Crime and punishment: incomplete conscience High senior education avoiding society 's hardships while thinking about the possibility of wealth among "sin and punishment" of Fyodor Dostoevsky, Raskolnikov. He was irritated by his unethical behavior, suffered sudden physical and mental collapse and destroyed a cruel evil pawnbroker. After this incident full of soul scars, the success of the final mission will change soon if he recognizes his possible flaws (and also considered perfect murder).

Dostoevsky's sin and punishment have one thing in common with Ibsen's doll house. That is a crime. In the dollhouse, Ibsen underscored the unfairness of the law and its limitations on individuals in society, Dostoevsky passed the law to show freedom and demands that individuals comply with the law. Both the novel and the drama bring crime to the plot at the beginning of the work. Mrs. Linde came to the doll's house, Nora told her that "it", but immediately he said "Do not hear" (Perine 876).

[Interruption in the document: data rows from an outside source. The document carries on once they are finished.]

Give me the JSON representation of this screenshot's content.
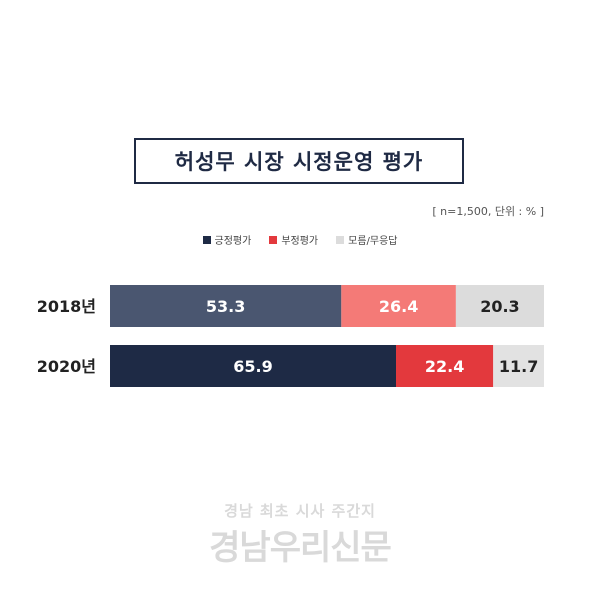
{
  "note": "[ n=1,500, 단위 : % ]",
  "watermark": {
    "tagline": "경남 최초 시사 주간지",
    "name": "경남우리신문"
  },
  "chart_data": {
    "type": "bar",
    "orientation": "horizontal",
    "stacked": true,
    "title": "허성무 시장 시정운영 평가",
    "categories": [
      "2018년",
      "2020년"
    ],
    "series": [
      {
        "name": "긍정평가",
        "values": [
          53.3,
          65.9
        ],
        "colors": [
          "#4a5670",
          "#1e2a45"
        ]
      },
      {
        "name": "부정평가",
        "values": [
          26.4,
          22.4
        ],
        "colors": [
          "#f47a77",
          "#e3393d"
        ]
      },
      {
        "name": "모름/무응답",
        "values": [
          20.3,
          11.7
        ],
        "colors": [
          "#dcdcdc",
          "#e2e2e2"
        ]
      }
    ],
    "legend_colors": [
      "#1e2a45",
      "#e3393d",
      "#dcdcdc"
    ],
    "xlim": [
      0,
      100
    ],
    "legend": "top-center",
    "grid": false
  }
}
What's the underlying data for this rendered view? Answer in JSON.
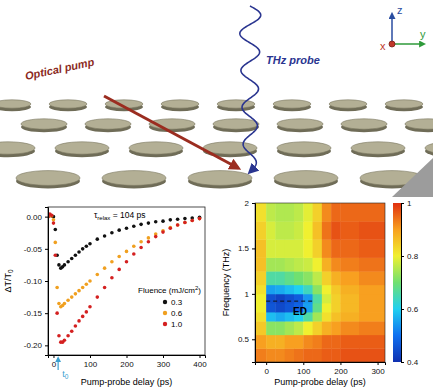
{
  "diagram": {
    "pump_label": "Optical pump",
    "probe_label": "THz probe",
    "axis_labels": [
      "x",
      "y",
      "z"
    ]
  },
  "chart_data": [
    {
      "type": "scatter",
      "x_label": "Pump-probe delay (ps)",
      "y_label": {
        "text": "ΔT/T",
        "sub": "0"
      },
      "x": [
        -15,
        -10,
        -5,
        0,
        5,
        10,
        15,
        20,
        25,
        30,
        40,
        50,
        60,
        70,
        80,
        90,
        100,
        120,
        140,
        160,
        180,
        200,
        220,
        240,
        260,
        280,
        300,
        320,
        340,
        360,
        380,
        400
      ],
      "series": [
        {
          "name": "0.3",
          "color": "#111111",
          "values": [
            0,
            0.002,
            0.001,
            0,
            -0.02,
            -0.06,
            -0.075,
            -0.08,
            -0.078,
            -0.075,
            -0.07,
            -0.065,
            -0.06,
            -0.055,
            -0.05,
            -0.046,
            -0.042,
            -0.035,
            -0.03,
            -0.025,
            -0.021,
            -0.018,
            -0.015,
            -0.012,
            -0.01,
            -0.008,
            -0.007,
            -0.005,
            -0.004,
            -0.003,
            -0.002,
            -0.001
          ]
        },
        {
          "name": "0.6",
          "color": "#f0a020",
          "values": [
            0,
            0.003,
            0.001,
            -0.005,
            -0.04,
            -0.11,
            -0.135,
            -0.14,
            -0.138,
            -0.135,
            -0.13,
            -0.125,
            -0.12,
            -0.115,
            -0.11,
            -0.105,
            -0.1,
            -0.09,
            -0.08,
            -0.07,
            -0.062,
            -0.054,
            -0.046,
            -0.039,
            -0.033,
            -0.027,
            -0.022,
            -0.017,
            -0.013,
            -0.009,
            -0.006,
            -0.003
          ]
        },
        {
          "name": "1.0",
          "color": "#d42020",
          "values": [
            0,
            0.004,
            0.002,
            -0.01,
            -0.06,
            -0.15,
            -0.185,
            -0.195,
            -0.195,
            -0.192,
            -0.185,
            -0.178,
            -0.17,
            -0.162,
            -0.155,
            -0.148,
            -0.14,
            -0.125,
            -0.11,
            -0.095,
            -0.082,
            -0.07,
            -0.058,
            -0.048,
            -0.039,
            -0.031,
            -0.024,
            -0.018,
            -0.013,
            -0.009,
            -0.006,
            -0.003
          ]
        }
      ],
      "xlim": [
        -15,
        415
      ],
      "ylim": [
        -0.215,
        0.015
      ],
      "xticks": [
        0,
        100,
        200,
        300,
        400
      ],
      "yticks": [
        {
          "value": -0.2,
          "label": "-0.20"
        },
        {
          "value": -0.15,
          "label": "-0.15"
        },
        {
          "value": -0.1,
          "label": "-0.10"
        },
        {
          "value": -0.05,
          "label": "-0.05"
        },
        {
          "value": 0,
          "label": "0.00"
        }
      ],
      "marker": "circle",
      "legend": "lower right",
      "legend_title": {
        "text": "Fluence (mJ/cm",
        "sup": "2",
        "after": ")"
      },
      "annotations": [
        {
          "text": "τ",
          "sub": "relax",
          "after": " = 104 ps"
        },
        {
          "text": "t",
          "sub": "0",
          "x": 10
        }
      ]
    },
    {
      "type": "heatmap",
      "x_label": "Pump-probe delay (ps)",
      "y_label": "Frequency (THz)",
      "x_bins": [
        -30,
        0,
        25,
        50,
        75,
        100,
        125,
        150,
        175,
        200,
        250,
        320
      ],
      "y_bins": [
        0.25,
        0.4,
        0.55,
        0.7,
        0.8,
        0.9,
        1.0,
        1.1,
        1.25,
        1.4,
        1.6,
        1.8,
        2.0
      ],
      "cells": [
        [
          0.93,
          0.92,
          0.92,
          0.93,
          0.94,
          0.95,
          0.95,
          0.96,
          0.96,
          0.97,
          0.97
        ],
        [
          0.9,
          0.88,
          0.88,
          0.9,
          0.9,
          0.92,
          0.93,
          0.95,
          0.95,
          0.96,
          0.96
        ],
        [
          0.85,
          0.72,
          0.72,
          0.74,
          0.76,
          0.8,
          0.84,
          0.88,
          0.9,
          0.92,
          0.93
        ],
        [
          0.82,
          0.58,
          0.56,
          0.58,
          0.6,
          0.66,
          0.74,
          0.82,
          0.86,
          0.88,
          0.9
        ],
        [
          0.8,
          0.46,
          0.44,
          0.46,
          0.48,
          0.55,
          0.68,
          0.8,
          0.84,
          0.87,
          0.9
        ],
        [
          0.8,
          0.45,
          0.43,
          0.45,
          0.47,
          0.54,
          0.66,
          0.78,
          0.84,
          0.87,
          0.9
        ],
        [
          0.82,
          0.55,
          0.56,
          0.58,
          0.6,
          0.64,
          0.72,
          0.8,
          0.85,
          0.88,
          0.9
        ],
        [
          0.84,
          0.66,
          0.66,
          0.68,
          0.7,
          0.72,
          0.76,
          0.84,
          0.88,
          0.9,
          0.92
        ],
        [
          0.86,
          0.74,
          0.74,
          0.75,
          0.76,
          0.77,
          0.8,
          0.88,
          0.92,
          0.93,
          0.94
        ],
        [
          0.86,
          0.78,
          0.78,
          0.78,
          0.78,
          0.8,
          0.84,
          0.92,
          0.95,
          0.95,
          0.96
        ],
        [
          0.84,
          0.78,
          0.76,
          0.76,
          0.77,
          0.8,
          0.86,
          0.94,
          0.97,
          0.96,
          0.97
        ],
        [
          0.82,
          0.76,
          0.75,
          0.75,
          0.76,
          0.79,
          0.84,
          0.92,
          0.95,
          0.95,
          0.95
        ]
      ],
      "xlim": [
        -30,
        320
      ],
      "ylim": [
        0.25,
        2
      ],
      "xticks": [
        0,
        100,
        200,
        300
      ],
      "yticks": [
        0.5,
        1,
        1.5,
        2
      ],
      "color_range": [
        0.4,
        1
      ],
      "color_ticks": [
        0.4,
        0.6,
        0.8,
        1
      ],
      "annotations": [
        {
          "text": "ED",
          "x": [
            0,
            130
          ],
          "y": 0.92
        }
      ]
    }
  ]
}
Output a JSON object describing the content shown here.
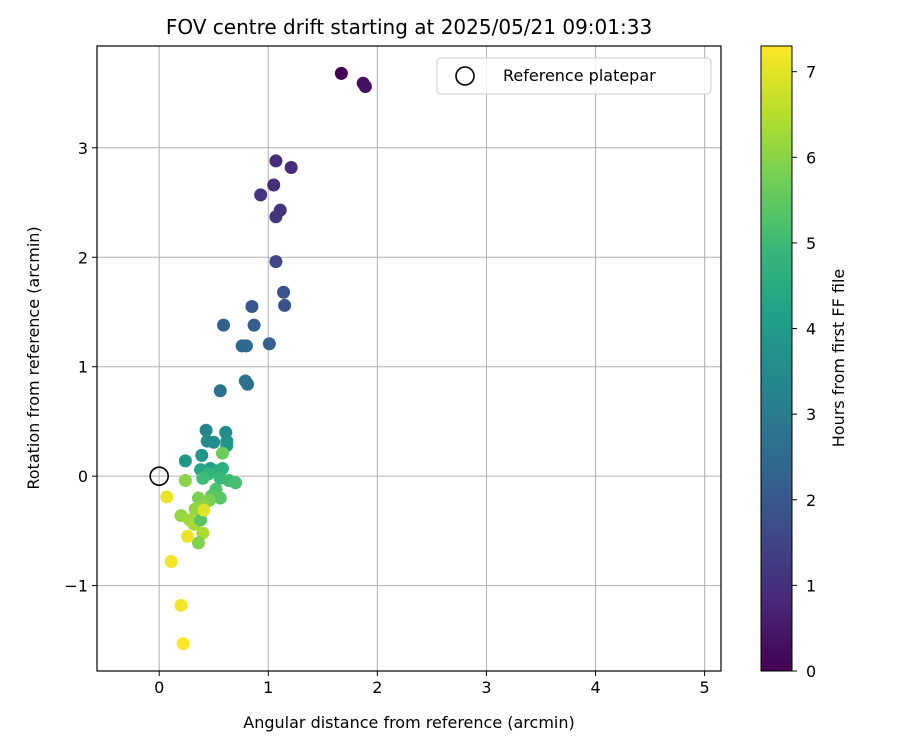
{
  "chart_data": {
    "type": "scatter",
    "title": "FOV centre drift starting at 2025/05/21 09:01:33",
    "xlabel": "Angular distance from reference (arcmin)",
    "ylabel": "Rotation from reference (arcmin)",
    "colorbar_label": "Hours from first FF file",
    "colormap": "viridis",
    "xlim": [
      -0.57,
      5.15
    ],
    "ylim": [
      -1.78,
      3.93
    ],
    "x_ticks": [
      0,
      1,
      2,
      3,
      4,
      5
    ],
    "x_tick_labels": [
      "0",
      "1",
      "2",
      "3",
      "4",
      "5"
    ],
    "y_ticks": [
      -1,
      0,
      1,
      2,
      3
    ],
    "y_tick_labels": [
      "−1",
      "0",
      "1",
      "2",
      "3"
    ],
    "color_range": [
      0,
      7.3
    ],
    "colorbar_ticks": [
      0,
      1,
      2,
      3,
      4,
      5,
      6,
      7
    ],
    "colorbar_tick_labels": [
      "0",
      "1",
      "2",
      "3",
      "4",
      "5",
      "6",
      "7"
    ],
    "grid": true,
    "legend": {
      "position": "top-right",
      "entries": [
        "Reference platepar"
      ]
    },
    "reference_point": {
      "x": 0.0,
      "y": 0.0
    },
    "points": [
      {
        "x": 1.67,
        "y": 3.68,
        "hours": 0.0
      },
      {
        "x": 1.87,
        "y": 3.59,
        "hours": 0.2
      },
      {
        "x": 1.89,
        "y": 3.56,
        "hours": 0.3
      },
      {
        "x": 1.07,
        "y": 2.88,
        "hours": 0.9
      },
      {
        "x": 1.21,
        "y": 2.82,
        "hours": 0.9
      },
      {
        "x": 1.05,
        "y": 2.66,
        "hours": 1.0
      },
      {
        "x": 0.93,
        "y": 2.57,
        "hours": 1.1
      },
      {
        "x": 1.11,
        "y": 2.43,
        "hours": 1.1
      },
      {
        "x": 1.07,
        "y": 2.37,
        "hours": 1.2
      },
      {
        "x": 1.07,
        "y": 1.96,
        "hours": 1.6
      },
      {
        "x": 1.14,
        "y": 1.68,
        "hours": 1.9
      },
      {
        "x": 1.15,
        "y": 1.56,
        "hours": 1.9
      },
      {
        "x": 0.85,
        "y": 1.55,
        "hours": 2.0
      },
      {
        "x": 0.59,
        "y": 1.38,
        "hours": 2.2
      },
      {
        "x": 0.87,
        "y": 1.38,
        "hours": 2.2
      },
      {
        "x": 1.01,
        "y": 1.21,
        "hours": 2.3
      },
      {
        "x": 0.76,
        "y": 1.19,
        "hours": 2.4
      },
      {
        "x": 0.8,
        "y": 1.19,
        "hours": 2.5
      },
      {
        "x": 0.79,
        "y": 0.87,
        "hours": 2.7
      },
      {
        "x": 0.81,
        "y": 0.84,
        "hours": 2.7
      },
      {
        "x": 0.56,
        "y": 0.78,
        "hours": 2.8
      },
      {
        "x": 0.43,
        "y": 0.42,
        "hours": 3.3
      },
      {
        "x": 0.61,
        "y": 0.4,
        "hours": 3.5
      },
      {
        "x": 0.44,
        "y": 0.32,
        "hours": 3.5
      },
      {
        "x": 0.5,
        "y": 0.31,
        "hours": 3.6
      },
      {
        "x": 0.62,
        "y": 0.32,
        "hours": 3.7
      },
      {
        "x": 0.62,
        "y": 0.28,
        "hours": 3.8
      },
      {
        "x": 0.39,
        "y": 0.19,
        "hours": 3.8
      },
      {
        "x": 0.24,
        "y": 0.14,
        "hours": 3.9
      },
      {
        "x": 0.47,
        "y": 0.07,
        "hours": 4.1
      },
      {
        "x": 0.38,
        "y": 0.06,
        "hours": 4.3
      },
      {
        "x": 0.54,
        "y": 0.05,
        "hours": 4.5
      },
      {
        "x": 0.58,
        "y": 0.07,
        "hours": 4.6
      },
      {
        "x": 0.45,
        "y": 0.02,
        "hours": 4.8
      },
      {
        "x": 0.56,
        "y": -0.02,
        "hours": 4.9
      },
      {
        "x": 0.64,
        "y": -0.04,
        "hours": 5.0
      },
      {
        "x": 0.7,
        "y": -0.06,
        "hours": 5.1
      },
      {
        "x": 0.4,
        "y": -0.02,
        "hours": 5.0
      },
      {
        "x": 0.52,
        "y": -0.12,
        "hours": 5.2
      },
      {
        "x": 0.48,
        "y": -0.18,
        "hours": 5.4
      },
      {
        "x": 0.56,
        "y": -0.2,
        "hours": 5.4
      },
      {
        "x": 0.58,
        "y": 0.21,
        "hours": 5.6
      },
      {
        "x": 0.46,
        "y": -0.22,
        "hours": 5.8
      },
      {
        "x": 0.36,
        "y": -0.2,
        "hours": 5.8
      },
      {
        "x": 0.24,
        "y": -0.04,
        "hours": 6.0
      },
      {
        "x": 0.4,
        "y": -0.26,
        "hours": 6.0
      },
      {
        "x": 0.33,
        "y": -0.3,
        "hours": 6.1
      },
      {
        "x": 0.2,
        "y": -0.36,
        "hours": 6.1
      },
      {
        "x": 0.28,
        "y": -0.4,
        "hours": 6.2
      },
      {
        "x": 0.32,
        "y": -0.44,
        "hours": 6.3
      },
      {
        "x": 0.38,
        "y": -0.4,
        "hours": 5.4
      },
      {
        "x": 0.4,
        "y": -0.52,
        "hours": 6.4
      },
      {
        "x": 0.36,
        "y": -0.61,
        "hours": 5.9
      },
      {
        "x": 0.41,
        "y": -0.31,
        "hours": 7.0
      },
      {
        "x": 0.07,
        "y": -0.19,
        "hours": 7.1
      },
      {
        "x": 0.26,
        "y": -0.55,
        "hours": 7.1
      },
      {
        "x": 0.11,
        "y": -0.78,
        "hours": 7.2
      },
      {
        "x": 0.2,
        "y": -1.18,
        "hours": 7.2
      },
      {
        "x": 0.22,
        "y": -1.53,
        "hours": 7.3
      }
    ]
  }
}
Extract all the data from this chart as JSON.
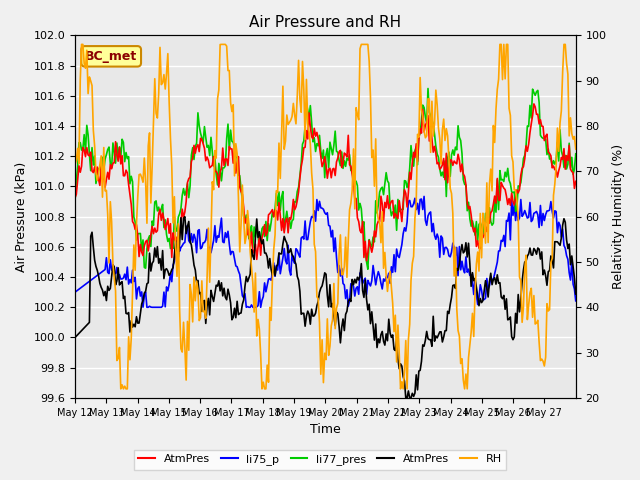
{
  "title": "Air Pressure and RH",
  "xlabel": "Time",
  "ylabel_left": "Air Pressure (kPa)",
  "ylabel_right": "Relativity Humidity (%)",
  "ylim_left": [
    99.6,
    102.0
  ],
  "ylim_right": [
    20,
    100
  ],
  "yticks_left": [
    99.6,
    99.8,
    100.0,
    100.2,
    100.4,
    100.6,
    100.8,
    101.0,
    101.2,
    101.4,
    101.6,
    101.8,
    102.0
  ],
  "yticks_right": [
    20,
    30,
    40,
    50,
    60,
    70,
    80,
    90,
    100
  ],
  "xtick_labels": [
    "May 12",
    "May 13",
    "May 14",
    "May 15",
    "May 16",
    "May 17",
    "May 18",
    "May 19",
    "May 20",
    "May 21",
    "May 22",
    "May 23",
    "May 24",
    "May 25",
    "May 26",
    "May 27"
  ],
  "colors": {
    "AtmPres_red": "#ff0000",
    "li75_p": "#0000ff",
    "li77_pres": "#00cc00",
    "AtmPres_black": "#000000",
    "RH": "#ffa500"
  },
  "legend_labels": [
    "AtmPres",
    "li75_p",
    "li77_pres",
    "AtmPres",
    "RH"
  ],
  "bc_met_label": "BC_met",
  "bc_met_bg": "#ffff99",
  "bc_met_border": "#cc8800",
  "bg_color": "#e8e8e8",
  "grid_color": "#ffffff",
  "linewidth": 1.2
}
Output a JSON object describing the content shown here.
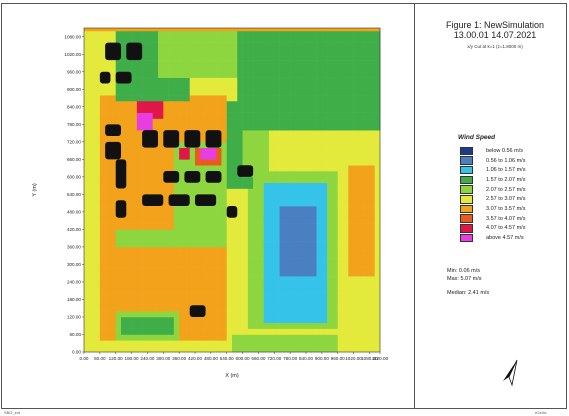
{
  "figure": {
    "title": "Figure 1: NewSimulation",
    "timestamp": "13.00.01 14.07.2021",
    "cut_label": "x/y Cut at k=1 (z=1.8000 m)"
  },
  "legend": {
    "title": "Wind Speed",
    "items": [
      {
        "label": "below 0.56 m/s",
        "color": "#1c3d8f"
      },
      {
        "label": "0.56 to 1.06 m/s",
        "color": "#4a7fc2"
      },
      {
        "label": "1.06 to 1.57 m/s",
        "color": "#35c3ea"
      },
      {
        "label": "1.57 to 2.07 m/s",
        "color": "#3fae49"
      },
      {
        "label": "2.07 to 2.57 m/s",
        "color": "#8ed63f"
      },
      {
        "label": "2.57 to 3.07 m/s",
        "color": "#e4ea3c"
      },
      {
        "label": "3.07 to 3.57 m/s",
        "color": "#f2a21b"
      },
      {
        "label": "3.57 to 4.07 m/s",
        "color": "#ea5a1d"
      },
      {
        "label": "4.07 to 4.57 m/s",
        "color": "#e01548"
      },
      {
        "label": "above 4.57 m/s",
        "color": "#e83de0"
      }
    ]
  },
  "stats": {
    "min": "Min: 0.06 m/s",
    "max": "Max: 5.07 m/s",
    "median": "Median: 2.41 m/s"
  },
  "north_arrow_icon": "north-arrow-icon",
  "footer": {
    "left": "SBG_ext",
    "right": "e2z4lc"
  },
  "chart_data": {
    "type": "heatmap",
    "title": "",
    "xlabel": "X (m)",
    "ylabel": "Y (m)",
    "xlim": [
      0,
      1120
    ],
    "ylim": [
      0,
      1110
    ],
    "x_ticks": [
      "0.00",
      "60.00",
      "120.00",
      "180.00",
      "240.00",
      "300.00",
      "360.00",
      "420.00",
      "480.00",
      "540.00",
      "600.00",
      "660.00",
      "720.00",
      "780.00",
      "840.00",
      "900.00",
      "960.00",
      "1020.00",
      "1080.00",
      "1120.00"
    ],
    "x_tick_values": [
      0,
      60,
      120,
      180,
      240,
      300,
      360,
      420,
      480,
      540,
      600,
      660,
      720,
      780,
      840,
      900,
      960,
      1020,
      1080,
      1120
    ],
    "y_ticks": [
      "0.00",
      "60.00",
      "120.00",
      "180.00",
      "240.00",
      "300.00",
      "360.00",
      "420.00",
      "480.00",
      "540.00",
      "600.00",
      "660.00",
      "720.00",
      "780.00",
      "840.00",
      "900.00",
      "960.00",
      "1020.00",
      "1080.00"
    ],
    "y_tick_values": [
      0,
      60,
      120,
      180,
      240,
      300,
      360,
      420,
      480,
      540,
      600,
      660,
      720,
      780,
      840,
      900,
      960,
      1020,
      1080
    ],
    "cell_size": 20,
    "background_class": 6,
    "regions": [
      {
        "x": [
          0,
          1120
        ],
        "y": [
          880,
          1110
        ],
        "class": 5
      },
      {
        "x": [
          0,
          60
        ],
        "y": [
          0,
          1110
        ],
        "class": 5
      },
      {
        "x": [
          540,
          1120
        ],
        "y": [
          0,
          1110
        ],
        "class": 5
      },
      {
        "x": [
          120,
          400
        ],
        "y": [
          860,
          1110
        ],
        "class": 3
      },
      {
        "x": [
          580,
          1120
        ],
        "y": [
          760,
          1110
        ],
        "class": 3
      },
      {
        "x": [
          420,
          760
        ],
        "y": [
          940,
          1110
        ],
        "class": 3
      },
      {
        "x": [
          280,
          580
        ],
        "y": [
          940,
          1110
        ],
        "class": 4
      },
      {
        "x": [
          60,
          320
        ],
        "y": [
          420,
          760
        ],
        "class": 6
      },
      {
        "x": [
          340,
          540
        ],
        "y": [
          420,
          720
        ],
        "class": 4
      },
      {
        "x": [
          620,
          960
        ],
        "y": [
          80,
          620
        ],
        "class": 4
      },
      {
        "x": [
          680,
          920
        ],
        "y": [
          100,
          580
        ],
        "class": 2
      },
      {
        "x": [
          700,
          900
        ],
        "y": [
          180,
          540
        ],
        "class": 2
      },
      {
        "x": [
          740,
          880
        ],
        "y": [
          260,
          500
        ],
        "class": 1
      },
      {
        "x": [
          960,
          1120
        ],
        "y": [
          0,
          720
        ],
        "class": 5
      },
      {
        "x": [
          1000,
          1100
        ],
        "y": [
          260,
          640
        ],
        "class": 6
      },
      {
        "x": [
          540,
          640
        ],
        "y": [
          560,
          860
        ],
        "class": 3
      },
      {
        "x": [
          600,
          700
        ],
        "y": [
          600,
          760
        ],
        "class": 4
      },
      {
        "x": [
          120,
          360
        ],
        "y": [
          40,
          140
        ],
        "class": 4
      },
      {
        "x": [
          140,
          340
        ],
        "y": [
          60,
          120
        ],
        "class": 3
      },
      {
        "x": [
          560,
          960
        ],
        "y": [
          0,
          60
        ],
        "class": 4
      },
      {
        "x": [
          60,
          540
        ],
        "y": [
          0,
          40
        ],
        "class": 5
      },
      {
        "x": [
          120,
          540
        ],
        "y": [
          360,
          420
        ],
        "class": 4
      },
      {
        "x": [
          200,
          300
        ],
        "y": [
          800,
          860
        ],
        "class": 8
      },
      {
        "x": [
          200,
          260
        ],
        "y": [
          760,
          820
        ],
        "class": 9
      },
      {
        "x": [
          420,
          520
        ],
        "y": [
          640,
          700
        ],
        "class": 7
      },
      {
        "x": [
          440,
          500
        ],
        "y": [
          660,
          700
        ],
        "class": 9
      },
      {
        "x": [
          360,
          400
        ],
        "y": [
          660,
          700
        ],
        "class": 8
      }
    ],
    "buildings": [
      {
        "x": [
          80,
          140
        ],
        "y": [
          1000,
          1060
        ]
      },
      {
        "x": [
          160,
          220
        ],
        "y": [
          1000,
          1060
        ]
      },
      {
        "x": [
          60,
          100
        ],
        "y": [
          920,
          960
        ]
      },
      {
        "x": [
          120,
          180
        ],
        "y": [
          920,
          960
        ]
      },
      {
        "x": [
          80,
          140
        ],
        "y": [
          740,
          780
        ]
      },
      {
        "x": [
          80,
          140
        ],
        "y": [
          660,
          720
        ]
      },
      {
        "x": [
          120,
          160
        ],
        "y": [
          560,
          660
        ]
      },
      {
        "x": [
          120,
          160
        ],
        "y": [
          460,
          520
        ]
      },
      {
        "x": [
          220,
          280
        ],
        "y": [
          700,
          760
        ]
      },
      {
        "x": [
          300,
          360
        ],
        "y": [
          700,
          760
        ]
      },
      {
        "x": [
          380,
          440
        ],
        "y": [
          700,
          760
        ]
      },
      {
        "x": [
          460,
          520
        ],
        "y": [
          700,
          760
        ]
      },
      {
        "x": [
          300,
          360
        ],
        "y": [
          580,
          620
        ]
      },
      {
        "x": [
          380,
          440
        ],
        "y": [
          580,
          620
        ]
      },
      {
        "x": [
          460,
          520
        ],
        "y": [
          580,
          620
        ]
      },
      {
        "x": [
          220,
          300
        ],
        "y": [
          500,
          540
        ]
      },
      {
        "x": [
          320,
          400
        ],
        "y": [
          500,
          540
        ]
      },
      {
        "x": [
          420,
          500
        ],
        "y": [
          500,
          540
        ]
      },
      {
        "x": [
          540,
          580
        ],
        "y": [
          460,
          500
        ]
      },
      {
        "x": [
          580,
          640
        ],
        "y": [
          600,
          640
        ]
      },
      {
        "x": [
          400,
          460
        ],
        "y": [
          120,
          160
        ]
      }
    ]
  }
}
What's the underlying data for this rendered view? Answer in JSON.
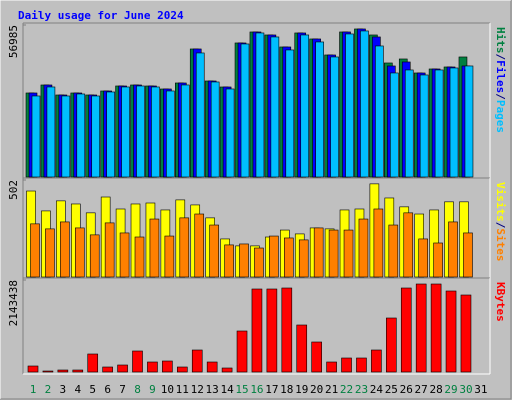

Dostoyevsky's 1865 novel "Crime and Punishment" is a story that the exiled college student killed the old pawn and his sister. The idealistic former student Raskolnikov was unable to make his own nihilism theory, "great", and betray his police through moral adaptation. It was expelled to Siberia and saved an unfortunate young dreamer painfully. Crime and punishment are similar to Barzac's Pere Goriot in many ways. Especially with regard to ethical issues. In Balzac, the principal Vautrin follows an unethical code-life similar to Raskolnikov's great theory - Vautrin believes that the law will be applied to the weak, not being restricted by conscience. More content

The mathematical evaluation of Raskolnikov's moral dilemma proposed in Dostoevsky's "Sin and Punishment" reflects utilitarianism of utilitarianism. Utilitarian attempts to distinguish between good and evil by measuring decisions based on calculated values. Raskolnikov seemed to adopt the fundamental principle of utilitarian and combined the negative impact of killing his old landlord with free rent and caught audience. The city provides rent and the doctor provides nursing care, but all benefits. Utilitarian utilitarianism is the view that morally correct behavior is the act of creating the best social utility under the present circumstances. Behavior Utilitarianism only takes into account the outcome or result of a single act. In contrast, rule Utilitarianism defines the highest moral position of society as the highest moral norm.